Information sent to voters here wrongly implies that one reason for a $30 million bond election May 7 is that the Nebo School District is mandated to reduce class size, according to Rep. Bill Wright, R-Elberta.
"If you read it you'd think the Legislature caused this problem," he said Wednesday. "(The vote) is not the result of legislative action."District Superintendent Denis Poulson refused to respond to Wright's comments.
The Legislature approved $30 million in new funding, added to $20 million already appropriated to reduce class size statewide. The money can be used to hire new teachers, improve education programs or in part for facilities, he said. Poulson said Nebo School District's allocation is about $2 million. Much of that will go to hire 50 additional teachers, who will start in the fall.
"But class size reduction is not mandated by the Legislature. They don't have to take the money," Wright said.
District officials say they need the $30 million from the bond election to renovate schools to alleviate overcrowding. If the bond fails, officials say they may have to initiate alternative scheduling that could include double sessions, extended day schedules or year-round schools. They may even need to bring in more portable buildings.
If voters pass the bond measure, it could add as much as $55 a year to their tax bills for every $100,000 in property value.

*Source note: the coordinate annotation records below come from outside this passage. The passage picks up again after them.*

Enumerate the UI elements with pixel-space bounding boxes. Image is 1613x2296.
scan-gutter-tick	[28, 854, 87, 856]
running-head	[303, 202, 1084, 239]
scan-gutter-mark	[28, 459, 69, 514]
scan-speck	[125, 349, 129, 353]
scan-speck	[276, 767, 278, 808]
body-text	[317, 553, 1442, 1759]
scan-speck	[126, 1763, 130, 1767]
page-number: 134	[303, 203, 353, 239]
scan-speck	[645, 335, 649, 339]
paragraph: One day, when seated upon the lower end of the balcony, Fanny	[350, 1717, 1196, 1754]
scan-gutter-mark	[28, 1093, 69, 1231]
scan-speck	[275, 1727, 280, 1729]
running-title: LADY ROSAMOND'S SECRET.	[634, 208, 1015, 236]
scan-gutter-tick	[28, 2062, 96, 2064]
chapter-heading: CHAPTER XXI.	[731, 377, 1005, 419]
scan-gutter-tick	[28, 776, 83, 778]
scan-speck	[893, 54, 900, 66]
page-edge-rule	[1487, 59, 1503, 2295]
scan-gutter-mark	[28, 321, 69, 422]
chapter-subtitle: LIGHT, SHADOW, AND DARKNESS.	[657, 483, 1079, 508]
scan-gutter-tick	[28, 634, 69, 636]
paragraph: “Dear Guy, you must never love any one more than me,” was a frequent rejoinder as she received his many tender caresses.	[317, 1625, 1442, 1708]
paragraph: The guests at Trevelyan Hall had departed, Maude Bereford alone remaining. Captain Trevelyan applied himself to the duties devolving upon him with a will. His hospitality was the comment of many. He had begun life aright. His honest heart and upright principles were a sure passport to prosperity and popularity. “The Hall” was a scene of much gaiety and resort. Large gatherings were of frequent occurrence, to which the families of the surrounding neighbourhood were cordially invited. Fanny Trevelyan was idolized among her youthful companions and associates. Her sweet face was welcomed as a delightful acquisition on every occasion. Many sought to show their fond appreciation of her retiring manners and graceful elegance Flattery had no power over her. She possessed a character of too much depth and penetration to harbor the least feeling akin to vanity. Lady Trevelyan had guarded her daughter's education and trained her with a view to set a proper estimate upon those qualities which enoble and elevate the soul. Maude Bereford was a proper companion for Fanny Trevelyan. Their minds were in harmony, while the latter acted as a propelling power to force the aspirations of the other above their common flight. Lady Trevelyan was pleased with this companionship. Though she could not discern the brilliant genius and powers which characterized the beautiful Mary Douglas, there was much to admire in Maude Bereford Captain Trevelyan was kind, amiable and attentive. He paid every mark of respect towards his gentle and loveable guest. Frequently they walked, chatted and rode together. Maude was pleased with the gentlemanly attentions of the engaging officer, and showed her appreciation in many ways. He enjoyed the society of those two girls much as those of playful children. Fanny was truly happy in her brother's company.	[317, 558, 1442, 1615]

The district has grown by more than 2,100 students in the past five years, enough to fill three large elementary schools, school officials say. However, only one new school will be built with the bonding if it passes. That school will be on the east side of Spanish Fork.
Officials say the district could top 20,800 students by 2000. Building projects the bonds would fund include additions to Payson Junior High, Art City Elementary and Sage Creek Elementary, both in Springville; Mapleton Elementary, Spanish Fork's Brockbank Elementary and Spanish Fork High School.
Remodeling is also planned for Landmark High, an alternative high school in Spanish Fork; Payson High and Springville High. The district also wants to buy land to hold for additional growth.